“I lit three candles and stood awhile, to let my eyes accustom themselves to the dim light. There was everything, just as the last Bronze Age man had left it, three to four thousand years before. A light brownish dust covered all… There beads of stone, bone implements made from Red Deer antlers, and many fragments of much decayed pottery. On little raised recesses in the wall were flat stones, on which reposed the calcinated bones of young children.”
– Robert Lloyd Praeger(one of the three men to first reopen the tombs)
Carrowkeel predates the pyramids and if that isn’t enough reason to go visit these beautiful passage tombs then I will try give you several more now. The Carrowkeel complex is spread out over quite an expansive area and contains 14 passage tombs and cairns. Sadly on the day of my visit I simply didn’t have time to go and see all the ruins in the area due to weather conditions and very little knowledge of the site before my visit. I knew it was built around 3200-2400BC and that the possible remains of a neolithic village was found nearby. The passage tombs are relatively untouched in many ways though the first excavations carried out in 1911 caused quite a substantial amount of damage.
Carrowkeel is located in the Bricklieve Mountains in County Sligo. Its one of the largest tomb complexes in Ireland along with Brú na Bóinne, Lough Crew and Carrowmore. The day of my visit was overcast and blustery, and as I began my ascent up the mountain it helped to add to the atmosphere. There wasn’t a single other soul there and my mind began playing a couple of tricks on me and I experienced some pretty strange sensations. It seemed fitting that the ancient Celtic festival of Samhain was just days away when I visited three of the cairns at the end of October 2012. As I trudged through the boggy earth up towards the first cairn I got images of how haunting and peaceful this place must have seemed to our ancestors as they brought their loved to be buried in these tombs.

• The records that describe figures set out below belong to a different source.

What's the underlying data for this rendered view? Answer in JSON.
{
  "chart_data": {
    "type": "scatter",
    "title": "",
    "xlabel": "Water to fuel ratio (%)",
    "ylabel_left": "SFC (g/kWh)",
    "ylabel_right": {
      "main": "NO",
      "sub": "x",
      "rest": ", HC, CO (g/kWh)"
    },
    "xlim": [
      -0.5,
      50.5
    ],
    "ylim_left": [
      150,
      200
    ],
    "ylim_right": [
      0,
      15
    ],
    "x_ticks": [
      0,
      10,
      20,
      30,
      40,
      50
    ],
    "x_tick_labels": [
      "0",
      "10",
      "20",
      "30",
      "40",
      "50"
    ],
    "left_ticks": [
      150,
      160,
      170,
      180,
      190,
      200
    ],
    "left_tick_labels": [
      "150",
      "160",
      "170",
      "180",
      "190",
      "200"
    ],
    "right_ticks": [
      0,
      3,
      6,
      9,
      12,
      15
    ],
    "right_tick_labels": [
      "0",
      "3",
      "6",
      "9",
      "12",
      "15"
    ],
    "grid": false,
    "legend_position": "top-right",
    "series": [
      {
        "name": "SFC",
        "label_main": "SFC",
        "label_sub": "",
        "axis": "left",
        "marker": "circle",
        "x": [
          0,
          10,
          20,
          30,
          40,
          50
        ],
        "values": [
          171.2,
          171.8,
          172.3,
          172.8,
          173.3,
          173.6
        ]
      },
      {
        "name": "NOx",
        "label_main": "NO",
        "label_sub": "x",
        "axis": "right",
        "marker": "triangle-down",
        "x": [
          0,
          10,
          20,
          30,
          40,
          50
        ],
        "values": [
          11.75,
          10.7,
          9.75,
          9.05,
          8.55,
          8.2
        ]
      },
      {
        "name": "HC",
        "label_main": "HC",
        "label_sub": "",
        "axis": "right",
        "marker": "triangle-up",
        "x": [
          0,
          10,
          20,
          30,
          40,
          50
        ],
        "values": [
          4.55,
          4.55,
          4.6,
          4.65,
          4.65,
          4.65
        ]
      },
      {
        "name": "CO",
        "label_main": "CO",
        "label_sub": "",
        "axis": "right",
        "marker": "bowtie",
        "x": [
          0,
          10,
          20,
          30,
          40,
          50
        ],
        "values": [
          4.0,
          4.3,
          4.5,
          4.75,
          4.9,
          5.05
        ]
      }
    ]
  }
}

As I reached the first cairn the wind kept on rising in ferocity, the rain too got colder and heavier. I had already experienced the strange sensation of someone following me as I walked up the stretch from where I had parked, my mind had begun to drift off to a couple of things in my own life that I wanted to leave behind on that mountain. There had been one or two thoughts and memories plaguing my mind in the weeks leading up to my visit and it felt like they came to some sort of conclusion on the side of that mountain. I entered the first cairn and sat down staring out across the mountain through the lightbox that is aligned for the summer solstice. The wind created a hum as it circled the mound and I sat there for fifteen minutes giving myself a brief respite from the cutting rain. As I left the mound I circled around it and headed up to the next cairn, I wasn’t able to enter this cairn but circled around it before heading to the last tomb I was to visit that day.
The wind continued and so did the rain, making me lose my breath at times, as I circled the last tomb it seemed to me the wind just dropped and the rain stopped almost instantaneously I stood there for half an hour drying off with a strange sensation of lightness in my head. As I descended back past the three cairns I recalled the thoughts that had been occupying my mind the preceding few weeks, I felt calmer and they didn’t hit me with the same emotionally intensity as they had before. I passed by each cairn and felt lighter and brighter, as I rounded the last one the rain began to fall again and increased as I walked back towards where I had parked. By the time I got to the car I was entirely soaked.
I know my experience that day may sound like a load of superstition and foolishness, but to each their own and I feel my visit to this place of such spiritual significance paid my mind dividends. I highly recommend a trip to Carrowkeel but just some words of warning, due to the unexcavated nature of alot of the surrounding area be careful with your footing as the undergrowth is laden with rocks and deep boggy holes. Secondly I would really suggest not walking on top of these tombs, they are small and incredibly fragile and any scaling of them would cause damage. I hope to head back to Carrowkeel later this year.